Side-by-side benchmark comparison across knowledge, coding, math, and reasoning.
Claude 4.1 Opus is clearly ahead on the aggregate, 69 to 51. The gap is large enough that you do not need to squint at the spreadsheet to see the difference.
Claude 4.1 Opus's sharpest advantage is in coding, where it averages 52 against 41. The single biggest benchmark swing on the page is MMLU, 76 to 91.8. o1 does hit back in knowledge, so the answer changes if that is the part of the workload you care about most.

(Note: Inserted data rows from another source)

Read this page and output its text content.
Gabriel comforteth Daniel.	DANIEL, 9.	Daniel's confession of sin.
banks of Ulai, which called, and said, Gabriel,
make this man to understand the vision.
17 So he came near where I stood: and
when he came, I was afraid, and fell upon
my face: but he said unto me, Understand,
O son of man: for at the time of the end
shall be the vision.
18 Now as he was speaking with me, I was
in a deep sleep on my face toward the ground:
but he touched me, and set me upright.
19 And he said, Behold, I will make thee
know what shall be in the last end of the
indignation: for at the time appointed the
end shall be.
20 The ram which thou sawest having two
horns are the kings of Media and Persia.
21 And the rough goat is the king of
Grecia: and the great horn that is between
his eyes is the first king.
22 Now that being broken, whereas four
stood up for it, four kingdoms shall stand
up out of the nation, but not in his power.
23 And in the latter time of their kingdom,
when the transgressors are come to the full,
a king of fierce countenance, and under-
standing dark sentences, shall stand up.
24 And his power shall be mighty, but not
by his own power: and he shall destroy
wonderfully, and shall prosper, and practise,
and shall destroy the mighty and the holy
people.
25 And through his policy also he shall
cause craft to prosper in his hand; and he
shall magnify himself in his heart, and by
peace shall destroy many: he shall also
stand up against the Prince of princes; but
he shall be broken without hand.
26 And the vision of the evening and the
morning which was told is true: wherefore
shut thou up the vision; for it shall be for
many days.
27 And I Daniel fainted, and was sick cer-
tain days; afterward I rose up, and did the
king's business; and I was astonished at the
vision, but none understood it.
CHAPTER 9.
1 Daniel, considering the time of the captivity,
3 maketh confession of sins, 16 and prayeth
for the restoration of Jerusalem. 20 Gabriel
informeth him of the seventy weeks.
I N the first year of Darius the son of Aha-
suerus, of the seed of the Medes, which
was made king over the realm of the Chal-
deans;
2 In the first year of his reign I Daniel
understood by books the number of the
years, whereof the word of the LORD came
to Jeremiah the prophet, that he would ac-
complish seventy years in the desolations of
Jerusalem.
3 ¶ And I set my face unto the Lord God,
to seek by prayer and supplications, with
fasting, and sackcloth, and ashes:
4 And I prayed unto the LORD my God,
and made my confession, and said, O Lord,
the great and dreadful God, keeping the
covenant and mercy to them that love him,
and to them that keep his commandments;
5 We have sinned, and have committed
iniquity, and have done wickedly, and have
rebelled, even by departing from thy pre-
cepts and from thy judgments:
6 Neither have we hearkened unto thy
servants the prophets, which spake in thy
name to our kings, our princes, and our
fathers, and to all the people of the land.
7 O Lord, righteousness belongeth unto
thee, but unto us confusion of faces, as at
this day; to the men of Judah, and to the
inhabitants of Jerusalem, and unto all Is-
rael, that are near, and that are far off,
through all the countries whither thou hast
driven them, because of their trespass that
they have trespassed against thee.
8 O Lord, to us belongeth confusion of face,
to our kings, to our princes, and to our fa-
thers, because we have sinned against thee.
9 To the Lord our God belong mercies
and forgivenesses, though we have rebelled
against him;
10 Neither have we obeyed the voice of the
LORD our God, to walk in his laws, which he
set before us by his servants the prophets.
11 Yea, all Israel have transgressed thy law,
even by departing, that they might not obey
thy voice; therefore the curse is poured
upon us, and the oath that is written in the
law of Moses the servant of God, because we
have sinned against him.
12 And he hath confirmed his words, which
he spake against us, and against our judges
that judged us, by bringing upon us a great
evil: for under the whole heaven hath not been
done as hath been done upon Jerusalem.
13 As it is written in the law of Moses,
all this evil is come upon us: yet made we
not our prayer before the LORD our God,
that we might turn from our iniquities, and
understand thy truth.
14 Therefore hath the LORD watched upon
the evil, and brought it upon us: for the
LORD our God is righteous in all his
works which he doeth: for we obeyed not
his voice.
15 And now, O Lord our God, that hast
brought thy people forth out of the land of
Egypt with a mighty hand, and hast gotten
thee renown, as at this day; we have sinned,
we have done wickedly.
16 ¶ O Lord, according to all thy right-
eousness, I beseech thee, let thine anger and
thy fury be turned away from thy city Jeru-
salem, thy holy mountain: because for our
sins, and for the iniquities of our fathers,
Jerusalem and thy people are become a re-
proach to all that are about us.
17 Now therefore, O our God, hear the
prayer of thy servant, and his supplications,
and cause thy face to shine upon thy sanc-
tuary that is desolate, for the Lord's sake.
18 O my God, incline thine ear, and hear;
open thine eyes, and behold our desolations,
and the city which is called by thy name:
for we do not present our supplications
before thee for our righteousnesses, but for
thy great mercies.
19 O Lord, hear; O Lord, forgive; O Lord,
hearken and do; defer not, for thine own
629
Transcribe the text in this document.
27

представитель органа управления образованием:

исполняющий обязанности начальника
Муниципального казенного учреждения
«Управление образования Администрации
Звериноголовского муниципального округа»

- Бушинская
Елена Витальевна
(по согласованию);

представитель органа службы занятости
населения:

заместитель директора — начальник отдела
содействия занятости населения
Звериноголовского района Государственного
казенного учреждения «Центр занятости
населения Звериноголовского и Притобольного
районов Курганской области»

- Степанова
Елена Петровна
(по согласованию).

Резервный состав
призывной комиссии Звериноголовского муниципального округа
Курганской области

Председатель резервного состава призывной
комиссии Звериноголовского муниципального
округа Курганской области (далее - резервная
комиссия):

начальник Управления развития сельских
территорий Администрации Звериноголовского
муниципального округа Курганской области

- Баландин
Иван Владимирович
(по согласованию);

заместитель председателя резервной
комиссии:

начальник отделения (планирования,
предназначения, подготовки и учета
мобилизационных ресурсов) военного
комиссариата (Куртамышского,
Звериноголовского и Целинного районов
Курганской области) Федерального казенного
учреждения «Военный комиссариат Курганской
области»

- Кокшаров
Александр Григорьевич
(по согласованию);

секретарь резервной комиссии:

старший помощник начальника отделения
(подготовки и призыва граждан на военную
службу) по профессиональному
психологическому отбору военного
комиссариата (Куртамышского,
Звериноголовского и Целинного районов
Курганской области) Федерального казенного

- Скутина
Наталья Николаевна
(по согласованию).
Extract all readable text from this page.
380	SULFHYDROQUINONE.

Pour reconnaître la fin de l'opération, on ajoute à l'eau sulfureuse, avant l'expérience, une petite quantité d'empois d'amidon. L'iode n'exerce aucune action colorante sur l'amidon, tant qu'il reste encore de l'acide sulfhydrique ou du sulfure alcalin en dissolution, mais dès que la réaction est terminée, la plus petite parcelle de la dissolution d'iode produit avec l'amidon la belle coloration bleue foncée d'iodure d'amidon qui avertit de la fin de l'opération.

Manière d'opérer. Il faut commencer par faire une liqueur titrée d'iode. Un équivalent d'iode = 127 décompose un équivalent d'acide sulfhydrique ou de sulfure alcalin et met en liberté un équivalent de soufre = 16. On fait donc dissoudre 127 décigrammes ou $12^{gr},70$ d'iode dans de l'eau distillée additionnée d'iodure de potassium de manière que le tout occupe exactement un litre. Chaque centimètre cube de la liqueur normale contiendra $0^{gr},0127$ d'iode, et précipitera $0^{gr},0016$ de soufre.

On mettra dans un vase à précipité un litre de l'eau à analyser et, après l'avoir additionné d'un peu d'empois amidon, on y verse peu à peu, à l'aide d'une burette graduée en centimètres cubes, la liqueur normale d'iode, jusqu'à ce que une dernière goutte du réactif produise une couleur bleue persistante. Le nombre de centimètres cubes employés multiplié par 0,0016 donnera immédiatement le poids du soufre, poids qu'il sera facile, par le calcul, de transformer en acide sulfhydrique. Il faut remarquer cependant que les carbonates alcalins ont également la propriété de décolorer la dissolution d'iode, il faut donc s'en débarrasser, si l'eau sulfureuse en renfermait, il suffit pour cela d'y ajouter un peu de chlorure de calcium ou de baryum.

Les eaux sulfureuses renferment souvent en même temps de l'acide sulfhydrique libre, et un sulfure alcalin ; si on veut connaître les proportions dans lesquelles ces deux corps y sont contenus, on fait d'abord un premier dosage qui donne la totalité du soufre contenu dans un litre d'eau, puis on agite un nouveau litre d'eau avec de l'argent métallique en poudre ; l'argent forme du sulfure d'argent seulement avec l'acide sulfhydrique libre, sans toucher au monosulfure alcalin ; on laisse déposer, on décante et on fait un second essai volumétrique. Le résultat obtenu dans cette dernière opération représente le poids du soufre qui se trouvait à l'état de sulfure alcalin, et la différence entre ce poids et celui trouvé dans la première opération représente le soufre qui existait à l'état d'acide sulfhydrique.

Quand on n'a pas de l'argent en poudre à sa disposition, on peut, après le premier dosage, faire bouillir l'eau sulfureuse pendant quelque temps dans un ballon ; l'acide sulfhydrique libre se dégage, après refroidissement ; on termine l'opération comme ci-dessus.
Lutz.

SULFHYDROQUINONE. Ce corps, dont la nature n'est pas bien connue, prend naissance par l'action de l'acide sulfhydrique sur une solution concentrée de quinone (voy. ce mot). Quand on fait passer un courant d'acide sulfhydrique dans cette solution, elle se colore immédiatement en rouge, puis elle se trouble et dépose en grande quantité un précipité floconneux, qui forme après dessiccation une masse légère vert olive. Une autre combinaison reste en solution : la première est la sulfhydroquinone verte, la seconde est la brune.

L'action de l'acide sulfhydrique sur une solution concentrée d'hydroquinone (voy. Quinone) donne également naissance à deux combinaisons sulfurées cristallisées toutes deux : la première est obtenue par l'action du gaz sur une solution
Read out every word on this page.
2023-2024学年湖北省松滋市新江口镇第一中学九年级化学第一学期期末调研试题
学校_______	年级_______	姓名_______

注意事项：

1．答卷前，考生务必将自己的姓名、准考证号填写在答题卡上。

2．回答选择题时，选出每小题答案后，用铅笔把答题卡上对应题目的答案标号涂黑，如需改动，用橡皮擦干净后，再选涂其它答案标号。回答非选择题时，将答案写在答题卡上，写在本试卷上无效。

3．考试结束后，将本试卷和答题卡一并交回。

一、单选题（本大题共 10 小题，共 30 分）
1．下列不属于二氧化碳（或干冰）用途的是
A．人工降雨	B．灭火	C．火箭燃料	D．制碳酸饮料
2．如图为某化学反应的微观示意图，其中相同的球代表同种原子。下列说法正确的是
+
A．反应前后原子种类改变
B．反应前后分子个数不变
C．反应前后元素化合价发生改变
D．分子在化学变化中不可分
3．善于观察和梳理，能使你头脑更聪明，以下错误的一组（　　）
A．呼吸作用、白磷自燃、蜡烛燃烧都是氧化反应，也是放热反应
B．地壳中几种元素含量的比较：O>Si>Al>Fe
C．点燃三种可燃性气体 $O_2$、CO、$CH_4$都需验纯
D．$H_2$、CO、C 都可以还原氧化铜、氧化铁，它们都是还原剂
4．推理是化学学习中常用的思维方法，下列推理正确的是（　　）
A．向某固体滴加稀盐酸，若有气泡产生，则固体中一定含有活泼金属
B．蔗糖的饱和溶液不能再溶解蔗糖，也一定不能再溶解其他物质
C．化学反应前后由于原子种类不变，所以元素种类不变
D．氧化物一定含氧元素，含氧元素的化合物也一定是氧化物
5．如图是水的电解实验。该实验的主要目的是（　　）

o1 is the reasoning model in the pair, while Claude 4.1 Opus is not. That usually helps on harder chain-of-thought-heavy tests, but it can also mean more latency and more token spend in real use.
Pick Claude 4.1 Opus if you want the stronger benchmark profile. o1 only becomes the better choice if knowledge is the priority or you want the stronger reasoning-first profile.
Claude 4.1 Opus
64
o1
83.8
Claude 4.1 Opus
52
o1
41
Claude 4.1 Opus
75.8
o1
74.3
Claude 4.1 Opus
83
o1
92.2
Claude 4.1 Opus is ahead overall, 69 to 51. The biggest single separator in this matchup is MMLU, where the scores are 76 and 91.8.
o1 has the edge for knowledge tasks in this comparison, averaging 83.8 versus 64. Inside this category, MMLU is the benchmark that creates the most daylight between them.
Claude 4.1 Opus has the edge for coding in this comparison, averaging 52 versus 41. Inside this category, SWE-bench Verified is the benchmark that creates the most daylight between them.
Claude 4.1 Opus has the edge for math in this comparison, averaging 75.8 versus 74.3. Inside this category, AIME 2024 is the benchmark that creates the most daylight between them.
o1 has the edge for instruction following in this comparison, averaging 92.2 versus 83. Inside this category, IFEval is the benchmark that creates the most daylight between them.